Osteoarthritis (OA) is a degenerative joint disease, and the mechanism of its pathogenesis is poorly understood. Recent human genetic association studies showed that mutations in the Frzb gene predispose patients to OA, suggesting that the Wnt/β‐catenin signaling may be the key pathway to the development of OA. However, direct genetic evidence for β‐catenin in this disease has not been reported.
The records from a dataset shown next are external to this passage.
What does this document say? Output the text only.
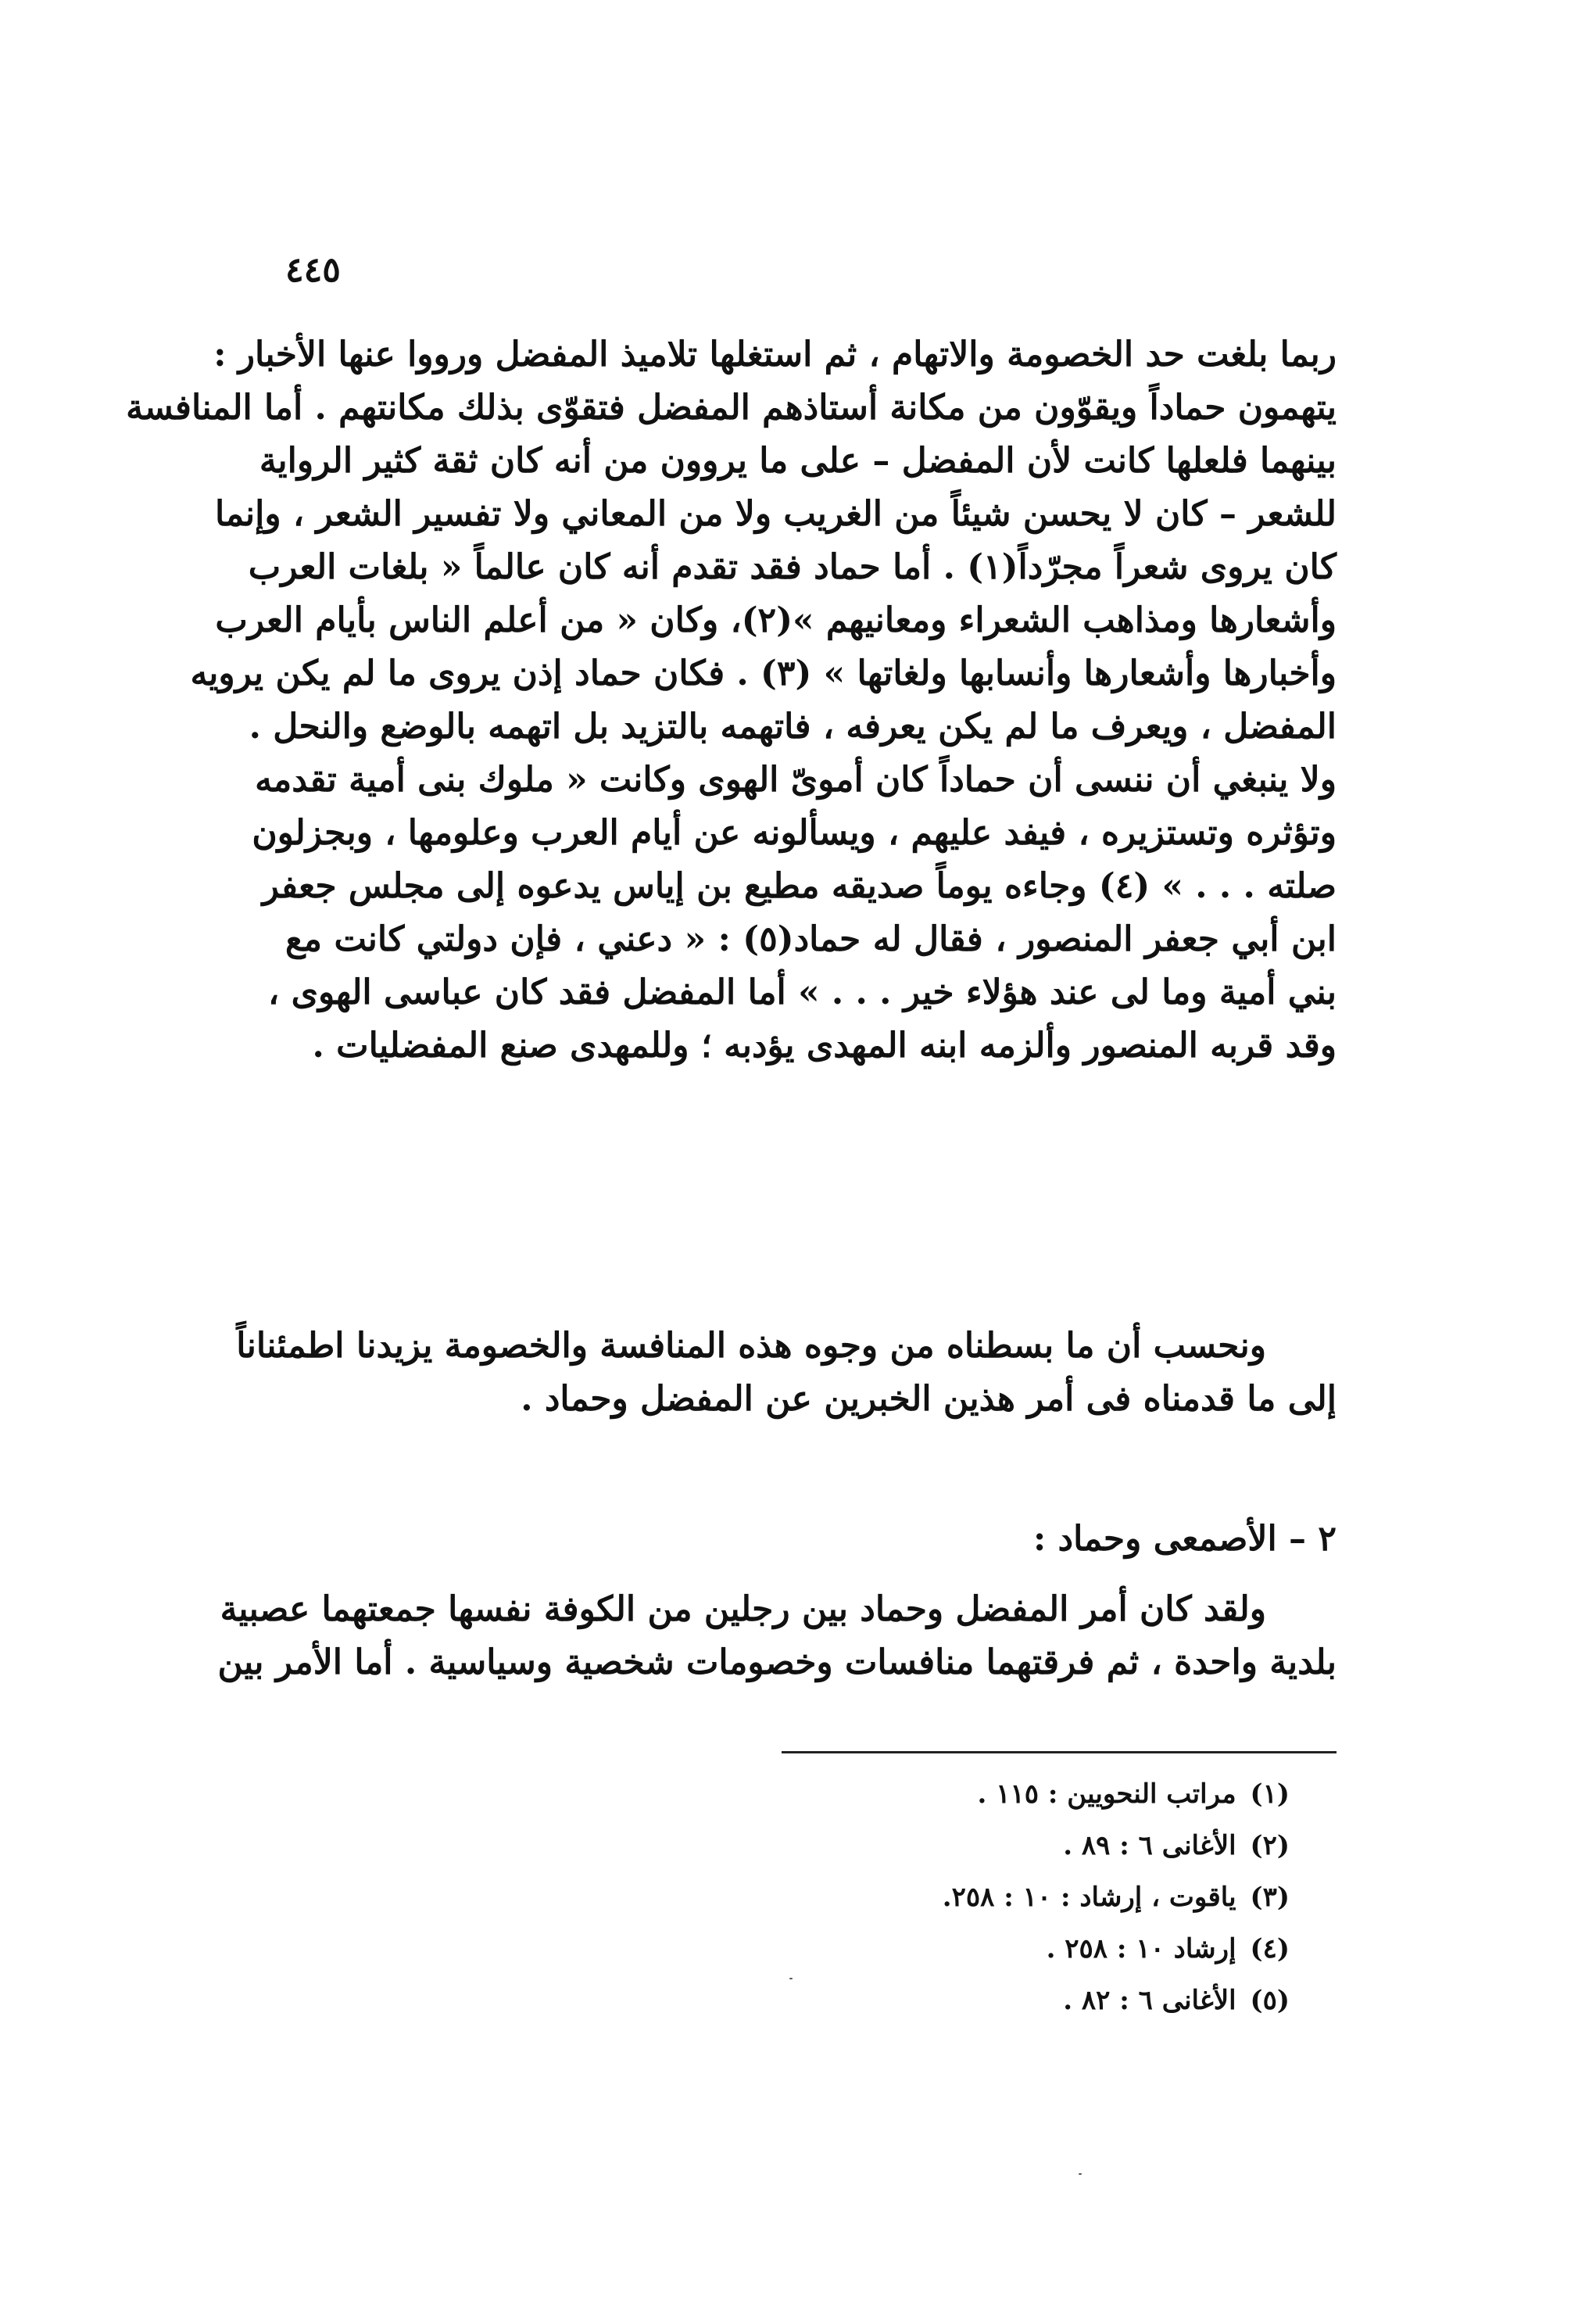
٤٤٥
ربما بلغت حد الخصومة والاتهام ، ثم استغلها تلاميذ المفضل ورووا عنها الأخبار :
يتهمون حماداً ويقوّون من مكانة أستاذهم المفضل فتقوّى بذلك مكانتهم . أما المنافسة
بينهما فلعلها كانت لأن المفضل – على ما يروون من أنه كان ثقة كثير الرواية
للشعر – كان لا يحسن شيئاً من الغريب ولا من المعاني ولا تفسير الشعر ، وإنما
كان يروى شعراً مجرّداً(١) . أما حماد فقد تقدم أنه كان عالماً « بلغات العرب
وأشعارها ومذاهب الشعراء ومعانيهم »(٢)، وكان « من أعلم الناس بأيام العرب
وأخبارها وأشعارها وأنسابها ولغاتها » (٣) . فكان حماد إذن يروى ما لم يكن يرويه
المفضل ، ويعرف ما لم يكن يعرفه ، فاتهمه بالتزيد بل اتهمه بالوضع والنحل .
ولا ينبغي أن ننسى أن حماداً كان أموىّ الهوى وكانت « ملوك بنى أمية تقدمه
وتؤثره وتستزيره ، فيفد عليهم ، ويسألونه عن أيام العرب وعلومها ، وبجزلون
صلته . . . » (٤) وجاءه يوماً صديقه مطيع بن إياس يدعوه إلى مجلس جعفر
ابن أبي جعفر المنصور ، فقال له حماد(٥) : « دعني ، فإن دولتي كانت مع
بني أمية وما لى عند هؤلاء خير . . . » أما المفضل فقد كان عباسى الهوى ،
وقد قربه المنصور وألزمه ابنه المهدى يؤدبه ؛ وللمهدى صنع المفضليات .
ونحسب أن ما بسطناه من وجوه هذه المنافسة والخصومة يزيدنا اطمئناناً
إلى ما قدمناه فى أمر هذين الخبرين عن المفضل وحماد .
٢ – الأصمعى وحماد :
ولقد كان أمر المفضل وحماد بين رجلين من الكوفة نفسها جمعتهما عصبية
بلدية واحدة ، ثم فرقتهما منافسات وخصومات شخصية وسياسية . أما الأمر بين
(١)مراتب النحويين : ١١٥ .
(٢)الأغانى ٦ : ٨٩ .
(٣)ياقوت ، إرشاد : ١٠ : ٢٥٨.
(٤)إرشاد ١٠ : ٢٥٨ .
(٥)الأغانى ٦ : ٨٢ .
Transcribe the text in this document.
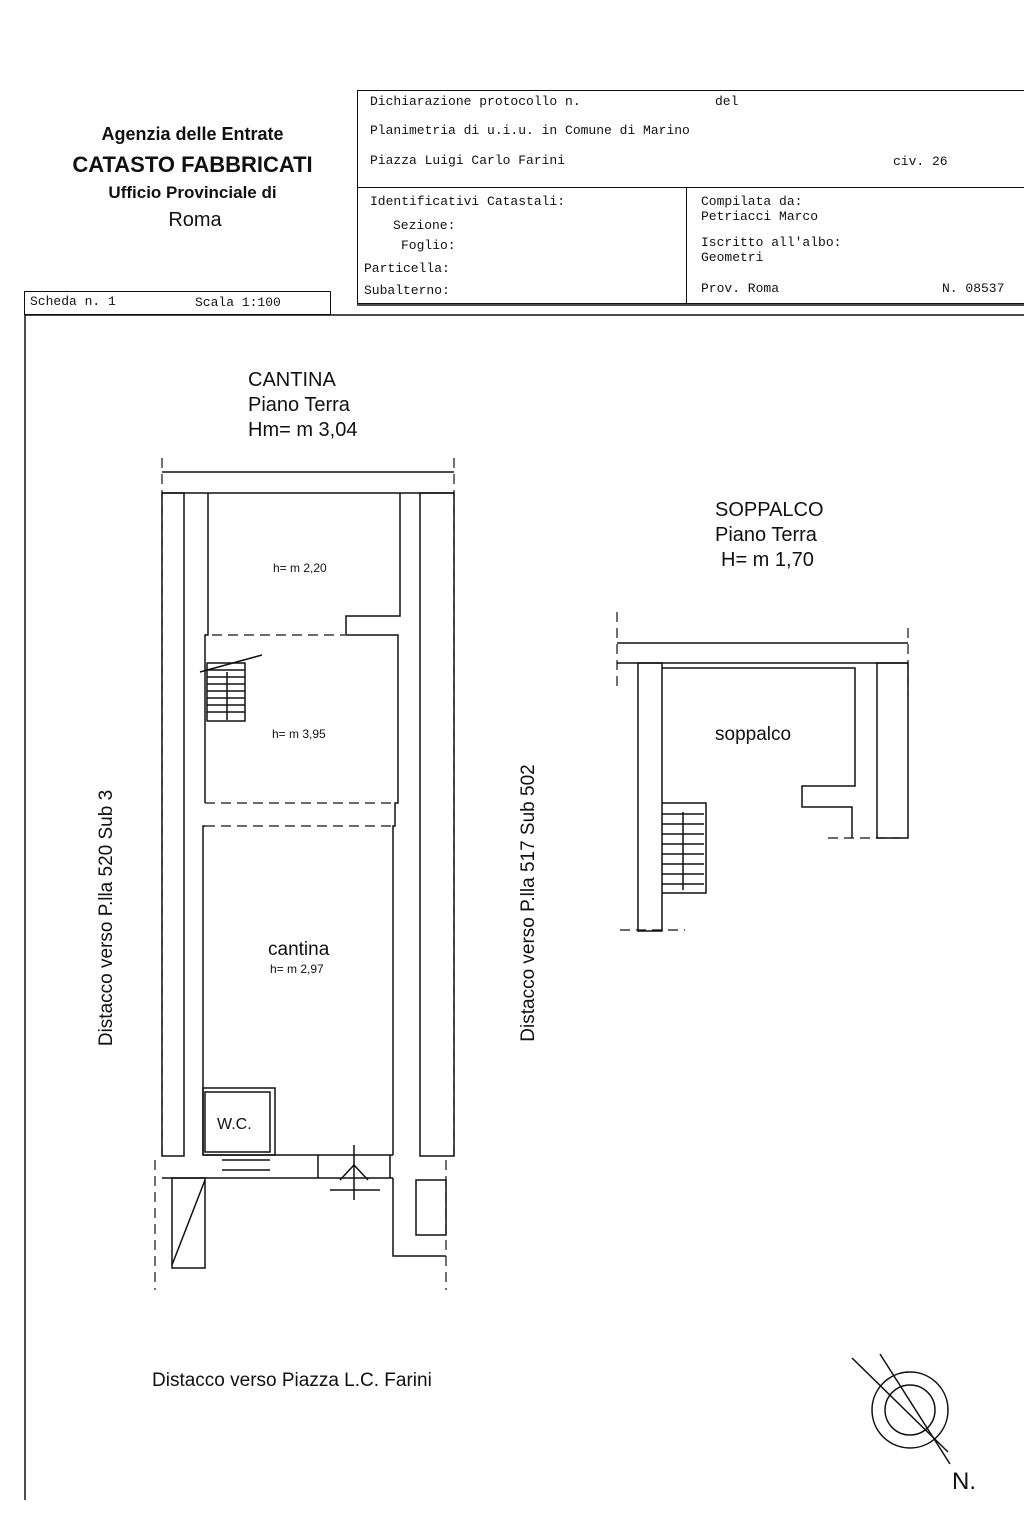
Agenzia delle Entrate
CATASTO FABBRICATI
Ufficio Provinciale di
Roma
Dichiarazione protocollo n.	del
Planimetria di u.i.u. in Comune di Marino
Piazza Luigi Carlo Farini	civ. 26
Identificativi Catastali:
Sezione:
Foglio:
Particella:
Subalterno:
Compilata da:
Petriacci Marco
Iscritto all'albo:
Geometri
Prov. Roma	N. 08537
Scheda n. 1	Scala 1:100
CANTINA
Piano Terra
Hm= m 3,04
h= m 2,20
h= m 3,95
cantina
h= m 2,97
W.C.
SOPPALCO
Piano Terra
H= m 1,70
soppalco
Distacco verso P.lla 520 Sub 3	Distacco verso P.lla 517 Sub 502
Distacco verso Piazza L.C. Farini
N.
Because tissue‐specific activation of the β‐catenin gene (targeted by Col2a1‐Cre) is embryonic lethal, we specifically activated the β‐catenin gene in articular chondrocytes in adult mice by generating β‐catenin conditional activation (cAct) mice through breeding of β‐catenin^{fx(Ex3)/fx(Ex3)} mice with Col2a1‐CreER^T2 transgenic mice. Deletion of exon 3 of the β‐catenin gene results in the production of a stabilized fusion β‐catenin protein that is resistant to phosphorylation by GSK‐3β. In this study, tamoxifen was administered to the 3‐ and 6‐mo‐old Col2a1‐CreER^T2;β‐catenin^fx(Ex3)/wt mice, and tissues were harvested for histologic analysis 2 mo after tamoxifen induction. Overexpression of β‐catenin protein was detected by immunostaining in articular cartilage tissues of β‐catenin cAct mice. In 5‐mo‐old β‐catenin cAct mice, reduction of Safranin O and Alcian blue staining in articular cartilage tissue and reduced articular cartilage area were observed. In 8‐mo‐old β‐catenin cAct mice, cell cloning, surface fibrillation, vertical clefting, and chondrophyte/osteophyte formation were observed. Complete loss of articular cartilage layers and the formation of new woven bone in the subchondral bone area were also found in β‐catenin cAct mice. Expression of chondrocyte marker genes, such as aggrecan, Mmp‐9, Mmp‐13, Alp, Oc, and colX, was significantly increased (3‐ to 6‐fold) in articular chondrocytes derived from β‐catenin cAct mice. Bmp2 but not Bmp4 expression was also significantly upregulated (6‐fold increase) in these cells. In addition, we also observed overexpression of β‐catenin protein in the knee joint samples from patients with OA. These findings indicate that activation of β‐catenin signaling in articular chondrocytes in adult mice leads to the premature chondrocyte differentiation and the development of an OA‐like phenotype. This study provides direct and definitive evidence about the role of β‐catenin in the development of OA.